Unlike some of you, I believe I would be willing to go on Oprah and even (if it were possible) to show my anatomy before and after to the public. The problem is, Merck would have “experts” go on other programs to either discredit or belittle our concerns and assure everyone that the risks are low compared to success rates.

Funny (not so funny) thing about the whole situation for me is that I care, but then I don’t care because at a fundamental level, my being has stopped caring about life the way a normal functioning person (not depressed or pharmaceutically altered) SHOULD be concerned about life and society. Memories of how life used to be and thoughts of “things I might one day enjoy” usually only serve to cause frustration.
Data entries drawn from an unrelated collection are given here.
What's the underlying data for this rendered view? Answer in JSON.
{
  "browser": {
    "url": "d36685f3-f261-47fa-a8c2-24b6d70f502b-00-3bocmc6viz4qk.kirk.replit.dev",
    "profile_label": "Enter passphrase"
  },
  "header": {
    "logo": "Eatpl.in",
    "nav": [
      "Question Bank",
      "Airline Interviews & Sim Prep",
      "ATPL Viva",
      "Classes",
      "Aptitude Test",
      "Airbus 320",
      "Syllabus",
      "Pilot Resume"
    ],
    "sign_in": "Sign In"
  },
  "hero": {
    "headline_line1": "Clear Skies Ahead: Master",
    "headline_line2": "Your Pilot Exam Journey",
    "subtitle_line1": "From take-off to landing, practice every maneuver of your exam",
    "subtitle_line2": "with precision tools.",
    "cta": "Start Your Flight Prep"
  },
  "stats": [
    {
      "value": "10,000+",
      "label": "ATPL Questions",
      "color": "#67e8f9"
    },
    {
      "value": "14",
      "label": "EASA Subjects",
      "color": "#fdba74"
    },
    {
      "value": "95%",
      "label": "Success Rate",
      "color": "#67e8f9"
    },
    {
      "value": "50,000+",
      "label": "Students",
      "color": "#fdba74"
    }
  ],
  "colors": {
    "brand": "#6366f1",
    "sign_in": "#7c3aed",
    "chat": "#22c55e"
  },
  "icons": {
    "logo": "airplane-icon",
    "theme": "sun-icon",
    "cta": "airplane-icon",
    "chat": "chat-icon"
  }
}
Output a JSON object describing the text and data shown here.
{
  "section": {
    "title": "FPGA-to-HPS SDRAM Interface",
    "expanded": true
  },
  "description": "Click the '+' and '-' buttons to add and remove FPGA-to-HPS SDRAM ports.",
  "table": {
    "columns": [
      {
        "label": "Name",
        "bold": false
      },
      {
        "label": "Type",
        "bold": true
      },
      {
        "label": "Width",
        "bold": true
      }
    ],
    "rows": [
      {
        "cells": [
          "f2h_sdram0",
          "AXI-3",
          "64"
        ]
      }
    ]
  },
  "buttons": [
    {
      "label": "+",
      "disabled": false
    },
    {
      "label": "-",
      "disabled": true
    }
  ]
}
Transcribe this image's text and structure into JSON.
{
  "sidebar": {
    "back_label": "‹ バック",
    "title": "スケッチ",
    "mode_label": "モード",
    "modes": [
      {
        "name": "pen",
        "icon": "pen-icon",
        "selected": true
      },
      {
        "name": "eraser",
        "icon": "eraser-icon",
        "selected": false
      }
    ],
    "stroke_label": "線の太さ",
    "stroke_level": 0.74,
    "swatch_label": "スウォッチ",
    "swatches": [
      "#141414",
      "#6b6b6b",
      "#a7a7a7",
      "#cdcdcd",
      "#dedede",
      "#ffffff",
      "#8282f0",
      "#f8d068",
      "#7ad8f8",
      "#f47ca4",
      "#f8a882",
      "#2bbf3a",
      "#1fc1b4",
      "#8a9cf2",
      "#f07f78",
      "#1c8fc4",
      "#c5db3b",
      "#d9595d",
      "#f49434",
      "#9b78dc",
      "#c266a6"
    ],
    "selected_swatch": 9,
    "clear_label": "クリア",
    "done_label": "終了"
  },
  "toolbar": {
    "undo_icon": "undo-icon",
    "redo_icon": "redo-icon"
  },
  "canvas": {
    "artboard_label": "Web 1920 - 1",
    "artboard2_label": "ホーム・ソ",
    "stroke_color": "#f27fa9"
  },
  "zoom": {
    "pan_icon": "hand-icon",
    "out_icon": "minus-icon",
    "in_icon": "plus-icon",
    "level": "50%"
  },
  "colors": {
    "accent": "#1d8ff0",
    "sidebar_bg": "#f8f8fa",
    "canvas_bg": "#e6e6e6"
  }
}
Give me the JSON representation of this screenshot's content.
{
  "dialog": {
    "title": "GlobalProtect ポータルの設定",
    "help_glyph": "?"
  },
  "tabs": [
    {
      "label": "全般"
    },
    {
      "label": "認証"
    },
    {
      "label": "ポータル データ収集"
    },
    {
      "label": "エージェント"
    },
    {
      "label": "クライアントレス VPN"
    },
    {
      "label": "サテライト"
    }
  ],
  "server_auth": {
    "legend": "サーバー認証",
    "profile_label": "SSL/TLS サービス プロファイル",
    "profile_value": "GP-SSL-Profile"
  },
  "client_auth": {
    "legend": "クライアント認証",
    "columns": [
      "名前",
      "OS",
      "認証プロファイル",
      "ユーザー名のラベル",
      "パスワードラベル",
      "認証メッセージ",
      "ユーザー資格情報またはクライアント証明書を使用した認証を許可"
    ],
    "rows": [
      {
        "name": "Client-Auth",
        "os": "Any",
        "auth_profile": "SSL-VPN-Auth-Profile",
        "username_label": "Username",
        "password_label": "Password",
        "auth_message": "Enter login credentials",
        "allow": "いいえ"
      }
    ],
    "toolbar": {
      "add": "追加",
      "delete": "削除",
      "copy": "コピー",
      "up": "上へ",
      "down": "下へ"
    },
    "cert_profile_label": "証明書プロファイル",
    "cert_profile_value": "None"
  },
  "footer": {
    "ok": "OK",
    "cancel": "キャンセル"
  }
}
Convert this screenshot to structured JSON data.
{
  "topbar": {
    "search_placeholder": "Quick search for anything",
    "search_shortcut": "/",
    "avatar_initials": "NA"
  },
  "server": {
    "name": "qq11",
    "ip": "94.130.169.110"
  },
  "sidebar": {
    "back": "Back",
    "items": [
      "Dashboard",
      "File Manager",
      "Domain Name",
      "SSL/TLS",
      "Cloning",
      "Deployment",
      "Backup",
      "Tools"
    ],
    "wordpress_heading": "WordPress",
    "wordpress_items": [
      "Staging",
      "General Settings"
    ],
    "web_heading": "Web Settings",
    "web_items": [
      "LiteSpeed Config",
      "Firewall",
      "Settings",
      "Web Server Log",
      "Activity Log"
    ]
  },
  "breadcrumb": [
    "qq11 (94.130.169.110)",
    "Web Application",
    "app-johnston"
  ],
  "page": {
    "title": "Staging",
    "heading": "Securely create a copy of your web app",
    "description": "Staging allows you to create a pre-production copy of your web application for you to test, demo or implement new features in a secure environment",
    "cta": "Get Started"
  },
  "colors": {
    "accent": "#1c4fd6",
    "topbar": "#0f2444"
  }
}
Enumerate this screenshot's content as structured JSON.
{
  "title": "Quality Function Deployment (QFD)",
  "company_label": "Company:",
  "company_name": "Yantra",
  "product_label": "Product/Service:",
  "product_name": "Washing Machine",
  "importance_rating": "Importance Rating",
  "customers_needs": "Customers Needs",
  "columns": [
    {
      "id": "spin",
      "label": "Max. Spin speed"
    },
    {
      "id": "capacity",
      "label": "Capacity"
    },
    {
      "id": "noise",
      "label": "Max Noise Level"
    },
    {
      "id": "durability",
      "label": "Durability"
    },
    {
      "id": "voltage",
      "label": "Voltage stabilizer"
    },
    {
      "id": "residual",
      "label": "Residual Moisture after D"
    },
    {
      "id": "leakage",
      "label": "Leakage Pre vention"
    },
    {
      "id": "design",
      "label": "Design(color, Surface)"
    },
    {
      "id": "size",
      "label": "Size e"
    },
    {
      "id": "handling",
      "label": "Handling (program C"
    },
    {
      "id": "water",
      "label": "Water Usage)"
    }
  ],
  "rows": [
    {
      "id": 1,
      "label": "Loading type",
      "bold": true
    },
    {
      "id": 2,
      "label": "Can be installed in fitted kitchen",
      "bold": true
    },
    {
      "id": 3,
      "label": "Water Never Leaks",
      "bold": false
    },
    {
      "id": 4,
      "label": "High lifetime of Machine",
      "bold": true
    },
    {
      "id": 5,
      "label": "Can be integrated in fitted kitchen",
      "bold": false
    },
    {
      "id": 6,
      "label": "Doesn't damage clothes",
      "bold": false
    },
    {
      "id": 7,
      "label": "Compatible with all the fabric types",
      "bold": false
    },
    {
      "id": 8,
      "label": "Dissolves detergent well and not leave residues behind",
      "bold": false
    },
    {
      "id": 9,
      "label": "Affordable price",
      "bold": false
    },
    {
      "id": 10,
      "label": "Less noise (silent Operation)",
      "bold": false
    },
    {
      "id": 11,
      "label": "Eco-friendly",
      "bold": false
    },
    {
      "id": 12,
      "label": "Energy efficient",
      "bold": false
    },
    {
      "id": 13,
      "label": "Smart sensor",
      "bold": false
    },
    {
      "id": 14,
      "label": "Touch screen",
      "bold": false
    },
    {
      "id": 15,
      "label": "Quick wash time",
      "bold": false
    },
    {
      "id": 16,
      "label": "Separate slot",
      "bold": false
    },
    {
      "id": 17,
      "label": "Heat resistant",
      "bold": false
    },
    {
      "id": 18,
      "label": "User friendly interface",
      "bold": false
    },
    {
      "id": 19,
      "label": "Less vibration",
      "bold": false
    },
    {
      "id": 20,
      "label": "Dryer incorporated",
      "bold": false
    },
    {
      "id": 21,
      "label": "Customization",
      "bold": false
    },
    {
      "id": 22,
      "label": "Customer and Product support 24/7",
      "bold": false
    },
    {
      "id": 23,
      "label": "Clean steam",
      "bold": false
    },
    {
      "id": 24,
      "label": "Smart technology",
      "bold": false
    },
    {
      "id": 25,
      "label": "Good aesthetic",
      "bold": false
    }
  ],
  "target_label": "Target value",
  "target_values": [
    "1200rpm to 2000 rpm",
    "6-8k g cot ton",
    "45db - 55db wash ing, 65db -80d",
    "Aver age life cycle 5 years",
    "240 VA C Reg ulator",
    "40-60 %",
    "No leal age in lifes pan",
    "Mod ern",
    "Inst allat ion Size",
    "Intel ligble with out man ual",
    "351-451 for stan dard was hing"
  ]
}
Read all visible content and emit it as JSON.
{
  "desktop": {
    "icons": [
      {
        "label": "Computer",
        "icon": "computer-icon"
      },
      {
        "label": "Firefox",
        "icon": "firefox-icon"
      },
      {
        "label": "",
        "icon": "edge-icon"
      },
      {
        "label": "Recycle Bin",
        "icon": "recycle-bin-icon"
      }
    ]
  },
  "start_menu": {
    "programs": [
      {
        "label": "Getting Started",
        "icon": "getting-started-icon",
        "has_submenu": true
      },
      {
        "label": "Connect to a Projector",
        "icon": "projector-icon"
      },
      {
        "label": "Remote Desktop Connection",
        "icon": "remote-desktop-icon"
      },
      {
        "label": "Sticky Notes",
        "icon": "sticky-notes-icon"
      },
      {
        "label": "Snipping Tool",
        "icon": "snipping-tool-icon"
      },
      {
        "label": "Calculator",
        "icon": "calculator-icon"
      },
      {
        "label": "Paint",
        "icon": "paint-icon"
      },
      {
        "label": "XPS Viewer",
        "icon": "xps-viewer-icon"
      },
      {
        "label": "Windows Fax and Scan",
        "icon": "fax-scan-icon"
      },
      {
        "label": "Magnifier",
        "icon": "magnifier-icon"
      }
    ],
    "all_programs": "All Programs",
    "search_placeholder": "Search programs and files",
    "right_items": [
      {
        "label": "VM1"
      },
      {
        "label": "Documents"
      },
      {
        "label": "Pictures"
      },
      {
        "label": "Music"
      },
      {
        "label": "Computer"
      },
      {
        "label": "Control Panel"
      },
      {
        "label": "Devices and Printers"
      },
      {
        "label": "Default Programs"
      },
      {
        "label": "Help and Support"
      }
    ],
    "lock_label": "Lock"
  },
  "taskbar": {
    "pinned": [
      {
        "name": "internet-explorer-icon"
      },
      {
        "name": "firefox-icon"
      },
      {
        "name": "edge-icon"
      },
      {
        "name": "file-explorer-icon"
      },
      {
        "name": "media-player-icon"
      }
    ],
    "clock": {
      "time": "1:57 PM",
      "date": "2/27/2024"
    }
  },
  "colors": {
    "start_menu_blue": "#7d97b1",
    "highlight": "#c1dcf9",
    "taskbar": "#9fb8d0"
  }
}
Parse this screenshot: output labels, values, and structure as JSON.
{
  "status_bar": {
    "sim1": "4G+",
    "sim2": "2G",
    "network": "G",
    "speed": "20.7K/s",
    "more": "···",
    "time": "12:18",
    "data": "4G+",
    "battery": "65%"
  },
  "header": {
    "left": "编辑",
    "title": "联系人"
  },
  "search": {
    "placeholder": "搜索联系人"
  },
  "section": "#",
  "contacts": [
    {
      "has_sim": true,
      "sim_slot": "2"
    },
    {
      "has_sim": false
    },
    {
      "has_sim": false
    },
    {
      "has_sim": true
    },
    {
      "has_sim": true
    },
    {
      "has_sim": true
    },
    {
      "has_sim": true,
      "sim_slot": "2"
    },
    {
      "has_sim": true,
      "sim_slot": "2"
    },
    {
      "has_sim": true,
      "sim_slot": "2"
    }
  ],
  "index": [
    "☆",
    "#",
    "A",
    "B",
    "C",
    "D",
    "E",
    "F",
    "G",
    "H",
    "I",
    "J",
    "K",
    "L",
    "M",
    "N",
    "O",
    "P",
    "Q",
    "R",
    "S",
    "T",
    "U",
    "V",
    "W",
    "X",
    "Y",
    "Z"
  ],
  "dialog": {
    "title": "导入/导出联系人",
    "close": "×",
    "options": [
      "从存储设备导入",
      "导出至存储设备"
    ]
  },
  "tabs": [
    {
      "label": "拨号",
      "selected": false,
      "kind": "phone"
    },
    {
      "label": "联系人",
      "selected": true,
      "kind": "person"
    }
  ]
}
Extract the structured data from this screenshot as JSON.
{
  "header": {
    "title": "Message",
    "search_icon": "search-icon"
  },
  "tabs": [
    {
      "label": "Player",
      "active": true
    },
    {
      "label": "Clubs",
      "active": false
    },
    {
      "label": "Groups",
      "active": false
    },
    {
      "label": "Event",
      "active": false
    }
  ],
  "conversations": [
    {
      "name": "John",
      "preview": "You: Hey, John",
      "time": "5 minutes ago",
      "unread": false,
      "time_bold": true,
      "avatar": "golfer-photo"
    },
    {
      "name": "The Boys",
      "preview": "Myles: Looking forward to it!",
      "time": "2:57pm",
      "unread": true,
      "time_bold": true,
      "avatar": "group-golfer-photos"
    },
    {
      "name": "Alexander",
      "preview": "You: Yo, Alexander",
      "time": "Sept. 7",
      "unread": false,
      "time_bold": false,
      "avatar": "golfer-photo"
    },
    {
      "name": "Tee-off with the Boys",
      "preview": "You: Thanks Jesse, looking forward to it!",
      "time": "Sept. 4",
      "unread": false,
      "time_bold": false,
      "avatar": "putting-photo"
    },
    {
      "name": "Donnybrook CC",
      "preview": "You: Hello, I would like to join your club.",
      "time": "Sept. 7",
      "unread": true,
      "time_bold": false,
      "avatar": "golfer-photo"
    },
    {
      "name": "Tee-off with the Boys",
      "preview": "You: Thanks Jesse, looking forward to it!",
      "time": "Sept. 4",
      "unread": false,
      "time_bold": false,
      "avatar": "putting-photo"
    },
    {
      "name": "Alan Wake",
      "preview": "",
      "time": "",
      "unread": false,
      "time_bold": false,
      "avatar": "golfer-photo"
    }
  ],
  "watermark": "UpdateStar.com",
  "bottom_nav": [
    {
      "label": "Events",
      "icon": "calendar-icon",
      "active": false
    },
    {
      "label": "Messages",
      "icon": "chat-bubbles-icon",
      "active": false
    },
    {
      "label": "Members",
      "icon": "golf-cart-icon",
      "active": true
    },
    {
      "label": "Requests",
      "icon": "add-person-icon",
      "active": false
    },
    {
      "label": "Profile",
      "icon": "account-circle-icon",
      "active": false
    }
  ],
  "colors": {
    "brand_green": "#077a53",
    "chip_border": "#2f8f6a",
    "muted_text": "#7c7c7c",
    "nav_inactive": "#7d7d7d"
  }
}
The problem we find ourselves in seems even worse to me than the sordid state of politics, the middle class of the developed world, and the world economy (however many ways you want to circumscribe the ‘state of things in the world’). I say this not necessarily because we’re dealing with this on a very fundamental, physical, and personal level, but because it seems inevitable that history will move forward or mankind will self-destruct. ATM, I see no solution, but I have a small bit of hope that sunshine and exercise could one day get the recovery ball rolling.

JN, I will be interested to hear about what happens with you assuming that you are doing DHT on then off again… a cycle, I suppose you would call it.

Updated my previous post to list known food constituents that downregulate AR activity and are also 5AR2 inhibitors.

So you’re telling that you became insensitive to T only and not DHT? Considering that you still lose your hair, everything is okay there. How’s your body hair and beard?
Or are we talking about low T symptoms like muscle wastage and stress and stuff like that?
Please give an explanation to a low-IQ-ed simple peasant like me also! I as well need help :slight_smile:.

I think this theory is the simplest answer: it can easily be associated with every side effect no matter what the hormones are (because the hormones just don’t matter, if your body is insensitive to them). I will certainly ask my doctor about it and see how he rules it out.
I have quite high T levels, but am still infertile. Why? Because my body doesn’t respond to T.
I have quite high T levels, but my scrotum skin is still stretched and my testicles hang low. Why? Because my body doesn’t respond to T.
The same with no morning woods and weak erections.

Fanjeera, infertilitiy is also a symptoms of zinc deficiency. Have you tried a zinc taste test from the chemist/pharmacy?

It is infertility caused by underdeveloped sperm. I’m taking some vitamins atm, I think they contain a good amount of zinc too.